Court forces directors to quit new job over restraint

The New South Wales Supreme Court has acceded to an employer’s request that two former employees should be forced to resign from directorships of their new employer. The case demonstrates the broad powers which Courts may exercise to effect what it considers as a just outcome.

In Red Bull Australia Pty Ltd v Stacey, the Court was asked by Red Bull to restrain a former general manager and marketing manager from any involvement in a company which was a potential competitor in the energy drinks market. Both had become directors of the Australian company, Calidris, which was a subsidiary of a Singapore company and had been engaged in starting off the Calidris business in Australia. Red Bull sought the orders on the basis of post employment restraints which had been included in the employees’ contracts of employment.

The Court agreed with Red Bull’s argument that the only effective remedy to ensure the integrity of the restraint obligations was to force the former employees to resign as directors and to have no involvement with the business of Calidris until the end of their restraint periods.

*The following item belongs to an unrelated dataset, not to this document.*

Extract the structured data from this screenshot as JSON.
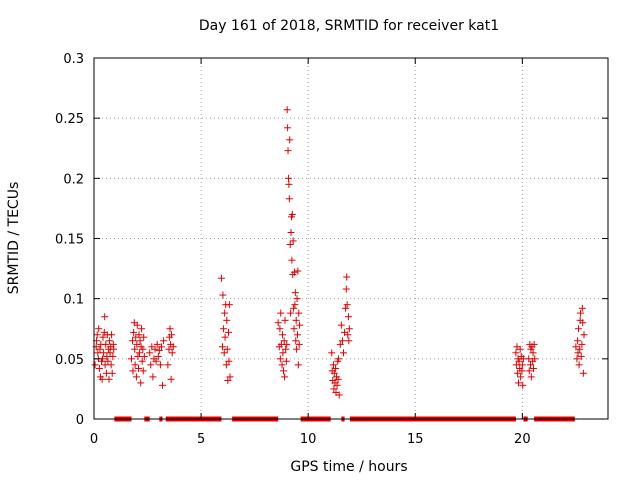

Although the decision is only an interlocutory decision, with a full trial to follow, the case is interesting for a number of reasons:

  • The Court was prepared to grant an injunction even though the restraint period was due to expire shortly. The Court decided that the employees could recover lost salary from Red Bull if they were ultimately successful in defending the case at trial;
  • The employees had offered the Court a range of comprehensive undertakings that they would remove themselves from involvement in the business, but these were rejected by Red Bull.  They argued, and the Court agreed, that their positions as directors of Calidris meant they would be in a position where they would be unable to meet their directors duties if the restraint was enforced;
  • The Court accepted the preliminary evidence that Caldiris was unlikely to be a major competitor of Red Bull;
  • Both of the employees had been terminated by Red Bull and there appeared to be no suggestion that they had been planning to enter a competitive business while still employed by Red Bull. The injunction application wasn’t made until almost 12 months after the employees were given notice of termination;
  • The employee and Red Bull had signed a deed of release which arguably overrode the restraints in the contract of employment.

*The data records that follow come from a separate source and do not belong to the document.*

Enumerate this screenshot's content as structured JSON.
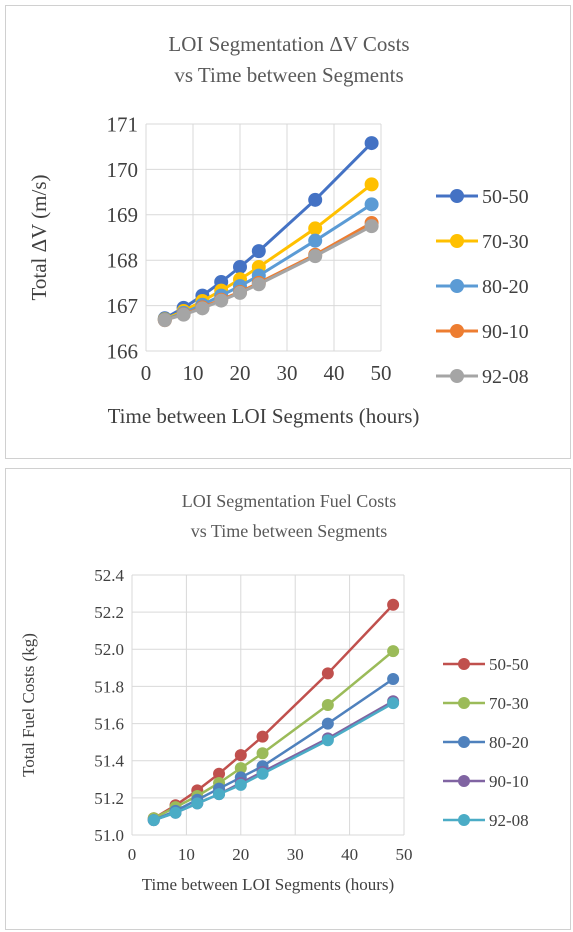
{
  "charts": [
    {
      "title_line1": "LOI Segmentation ΔV Costs",
      "title_line2": "vs Time between Segments",
      "chart_data": {
        "type": "line",
        "title": "LOI Segmentation ΔV Costs vs Time between Segments",
        "xlabel": "Time between LOI Segments (hours)",
        "ylabel": "Total ΔV (m/s)",
        "xlim": [
          0,
          50
        ],
        "ylim": [
          166,
          171
        ],
        "xticks": [
          0,
          10,
          20,
          30,
          40,
          50
        ],
        "yticks": [
          166,
          167,
          168,
          169,
          170,
          171
        ],
        "grid": "vertical and horizontal",
        "legend": "right",
        "x": [
          4,
          8,
          12,
          16,
          20,
          24,
          36,
          48
        ],
        "series": [
          {
            "name": "50-50",
            "color": "#4472C4",
            "values": [
              166.72,
              166.95,
              167.22,
              167.52,
              167.85,
              168.2,
              169.33,
              170.58
            ]
          },
          {
            "name": "70-30",
            "color": "#FFC000",
            "values": [
              166.7,
              166.88,
              167.1,
              167.33,
              167.58,
              167.85,
              168.7,
              169.67
            ]
          },
          {
            "name": "80-20",
            "color": "#5B9BD5",
            "values": [
              166.69,
              166.84,
              167.02,
              167.22,
              167.43,
              167.66,
              168.43,
              169.23
            ]
          },
          {
            "name": "90-10",
            "color": "#ED7D31",
            "values": [
              166.68,
              166.81,
              166.96,
              167.13,
              167.3,
              167.5,
              168.12,
              168.82
            ]
          },
          {
            "name": "92-08",
            "color": "#A5A5A5",
            "values": [
              166.68,
              166.8,
              166.94,
              167.11,
              167.28,
              167.47,
              168.09,
              168.75
            ]
          }
        ]
      }
    },
    {
      "title_line1": "LOI Segmentation  Fuel Costs",
      "title_line2": "vs Time between Segments",
      "chart_data": {
        "type": "line",
        "title": "LOI Segmentation  Fuel Costs vs Time between Segments",
        "xlabel": "Time between LOI Segments (hours)",
        "ylabel": "Total Fuel Costs (kg)",
        "xlim": [
          0,
          50
        ],
        "ylim": [
          51.0,
          52.4
        ],
        "xticks": [
          0,
          10,
          20,
          30,
          40,
          50
        ],
        "yticks": [
          51.0,
          51.2,
          51.4,
          51.6,
          51.8,
          52.0,
          52.2,
          52.4
        ],
        "grid": "vertical and horizontal",
        "legend": "right",
        "x": [
          4,
          8,
          12,
          16,
          20,
          24,
          36,
          48
        ],
        "series": [
          {
            "name": "50-50",
            "color": "#C0504D",
            "values": [
              51.09,
              51.16,
              51.24,
              51.33,
              51.43,
              51.53,
              51.87,
              52.24
            ]
          },
          {
            "name": "70-30",
            "color": "#9BBB59",
            "values": [
              51.09,
              51.15,
              51.21,
              51.28,
              51.36,
              51.44,
              51.7,
              51.99
            ]
          },
          {
            "name": "80-20",
            "color": "#4F81BD",
            "values": [
              51.08,
              51.13,
              51.19,
              51.25,
              51.31,
              51.37,
              51.6,
              51.84
            ]
          },
          {
            "name": "90-10",
            "color": "#8064A2",
            "values": [
              51.08,
              51.12,
              51.17,
              51.22,
              51.28,
              51.34,
              51.52,
              51.72
            ]
          },
          {
            "name": "92-08",
            "color": "#4BACC6",
            "values": [
              51.08,
              51.12,
              51.17,
              51.22,
              51.27,
              51.33,
              51.51,
              51.71
            ]
          }
        ]
      }
    }
  ]
}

The lessons for employers are:

  • Restraints of trade can work, but bear in mind that both sides will be spending a lot of money on lawyers. The return for Red Bull may or may not ultimately be worthwhile if Caldiris is indeed only a small competitor;
  • Courts have a broad discretion to “mould” orders to suit a particular situation and the order that employees resign as directors is a little unusual;
  • If you enter a release agreement with employees, make it crystal clear what obligations will be ongoing.